Proposition aussi simple qu'hypnotique. On se laisse embarquer dans le film malgré le (ou grâce au) peu de dialogues et d'explications. Un expérience rare à vivre au cinéma.
Que d'ennui... Ce film commence comme un (mauvais) documentaire sur le massif du Mont Blanc, avant de basculer dans un (mauvais) film fantastique. Scénario bâclé, acteurs à la ramasse : à cataloguer dans la - trop - longue série des navets franchouillards subventionnés.
J'ai jamais vu un film aussi ennuyeux, c'était une horreur. Ya quasiment pas de dialogue, l'intrigue est juste naze sans parler du côté fantastique qui détruit le film. Le seul côté positif c'est le paysage.

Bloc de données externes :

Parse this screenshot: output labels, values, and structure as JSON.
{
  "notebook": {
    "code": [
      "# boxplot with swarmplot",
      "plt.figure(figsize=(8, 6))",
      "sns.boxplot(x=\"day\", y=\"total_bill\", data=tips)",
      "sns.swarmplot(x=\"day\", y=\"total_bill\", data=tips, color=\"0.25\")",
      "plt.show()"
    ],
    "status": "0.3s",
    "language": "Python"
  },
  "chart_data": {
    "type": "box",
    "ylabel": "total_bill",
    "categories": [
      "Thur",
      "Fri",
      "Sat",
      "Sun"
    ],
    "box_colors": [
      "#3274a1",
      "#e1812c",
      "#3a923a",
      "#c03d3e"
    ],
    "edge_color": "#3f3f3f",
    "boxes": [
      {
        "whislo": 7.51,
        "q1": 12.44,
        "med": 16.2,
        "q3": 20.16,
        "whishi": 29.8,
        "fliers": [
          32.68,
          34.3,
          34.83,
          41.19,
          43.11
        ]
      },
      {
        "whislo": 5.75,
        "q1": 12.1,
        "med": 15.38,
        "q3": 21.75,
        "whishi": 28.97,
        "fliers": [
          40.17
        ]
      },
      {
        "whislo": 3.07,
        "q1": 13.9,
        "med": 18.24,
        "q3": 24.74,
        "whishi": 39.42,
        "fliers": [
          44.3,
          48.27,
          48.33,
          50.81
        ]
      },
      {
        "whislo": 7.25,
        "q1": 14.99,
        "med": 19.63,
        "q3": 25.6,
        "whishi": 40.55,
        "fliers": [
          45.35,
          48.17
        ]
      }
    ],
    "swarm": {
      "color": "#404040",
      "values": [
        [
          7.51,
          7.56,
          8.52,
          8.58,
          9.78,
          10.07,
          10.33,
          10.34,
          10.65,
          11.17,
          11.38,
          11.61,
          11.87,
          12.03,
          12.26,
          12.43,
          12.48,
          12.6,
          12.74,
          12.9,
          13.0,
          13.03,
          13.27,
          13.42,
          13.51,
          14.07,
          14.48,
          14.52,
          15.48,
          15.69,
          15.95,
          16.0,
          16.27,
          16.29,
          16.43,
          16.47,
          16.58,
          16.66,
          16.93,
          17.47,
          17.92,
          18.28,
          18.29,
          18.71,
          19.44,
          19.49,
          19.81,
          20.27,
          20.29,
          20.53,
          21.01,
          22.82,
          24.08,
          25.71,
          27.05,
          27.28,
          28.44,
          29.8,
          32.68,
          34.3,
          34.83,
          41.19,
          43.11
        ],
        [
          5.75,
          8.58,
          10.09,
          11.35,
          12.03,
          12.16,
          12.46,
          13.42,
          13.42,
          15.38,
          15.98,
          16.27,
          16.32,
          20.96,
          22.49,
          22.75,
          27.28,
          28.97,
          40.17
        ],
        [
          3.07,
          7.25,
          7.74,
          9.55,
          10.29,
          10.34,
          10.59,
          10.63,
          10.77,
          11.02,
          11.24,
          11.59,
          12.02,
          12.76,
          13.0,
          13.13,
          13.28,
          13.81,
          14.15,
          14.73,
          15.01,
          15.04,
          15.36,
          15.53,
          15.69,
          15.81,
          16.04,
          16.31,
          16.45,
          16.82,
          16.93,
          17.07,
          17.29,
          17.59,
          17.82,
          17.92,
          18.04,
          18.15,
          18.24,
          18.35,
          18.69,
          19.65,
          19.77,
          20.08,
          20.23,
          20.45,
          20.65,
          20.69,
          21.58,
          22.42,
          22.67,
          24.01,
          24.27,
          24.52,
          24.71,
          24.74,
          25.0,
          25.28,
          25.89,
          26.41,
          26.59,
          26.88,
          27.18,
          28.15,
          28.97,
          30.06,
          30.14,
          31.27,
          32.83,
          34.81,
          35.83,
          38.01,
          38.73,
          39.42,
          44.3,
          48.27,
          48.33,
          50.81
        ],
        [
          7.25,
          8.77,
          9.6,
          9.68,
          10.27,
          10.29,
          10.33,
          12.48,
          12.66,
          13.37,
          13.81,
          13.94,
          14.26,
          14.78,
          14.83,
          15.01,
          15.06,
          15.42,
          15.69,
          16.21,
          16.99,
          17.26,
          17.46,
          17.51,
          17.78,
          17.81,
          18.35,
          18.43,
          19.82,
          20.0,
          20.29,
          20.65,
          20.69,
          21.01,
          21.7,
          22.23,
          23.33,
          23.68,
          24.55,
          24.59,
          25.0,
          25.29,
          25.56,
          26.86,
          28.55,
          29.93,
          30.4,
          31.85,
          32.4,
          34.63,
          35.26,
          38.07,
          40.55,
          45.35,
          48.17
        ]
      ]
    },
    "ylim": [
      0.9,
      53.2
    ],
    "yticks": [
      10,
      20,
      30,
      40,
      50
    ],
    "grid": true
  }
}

Cet ingénieur peu loquace qui abandonne le monde sur un coup de tête pour partir se retrouver en montagne était une belle idée de départ. Le thème du retour à soi et à une forme de vérité par le retour à la nature n'est pas nouveau mais a déjà donné de magnifiques films, à l'instar de "Into the wild" ou de "Leave no trace". Plus psychologique et intimiste, le récit commence bien. Les textes sont convenus et les scènes mal jouées mais on s'en moque puisque Thomas Salvador est seul et mutique la plupart du temps. On croit toucher un vrai moment créatif quand apparait la chose, incarnation fantastique de la folie du héros... et, lentement, on bascule du créatif au lourdaud. Vingt minutes interminables (que je ne spoilerai pas) où l'on se demande "pourquoi ?" Pourquoi Thomas Salvador n'a pas coupé sa caméra plus tôt ? Pourquoi insiste-t-il autant au risque de détruire la petite poésie qu'il avait sculptée dans la roche. Décidément, n'est pas Kubrick qui veut.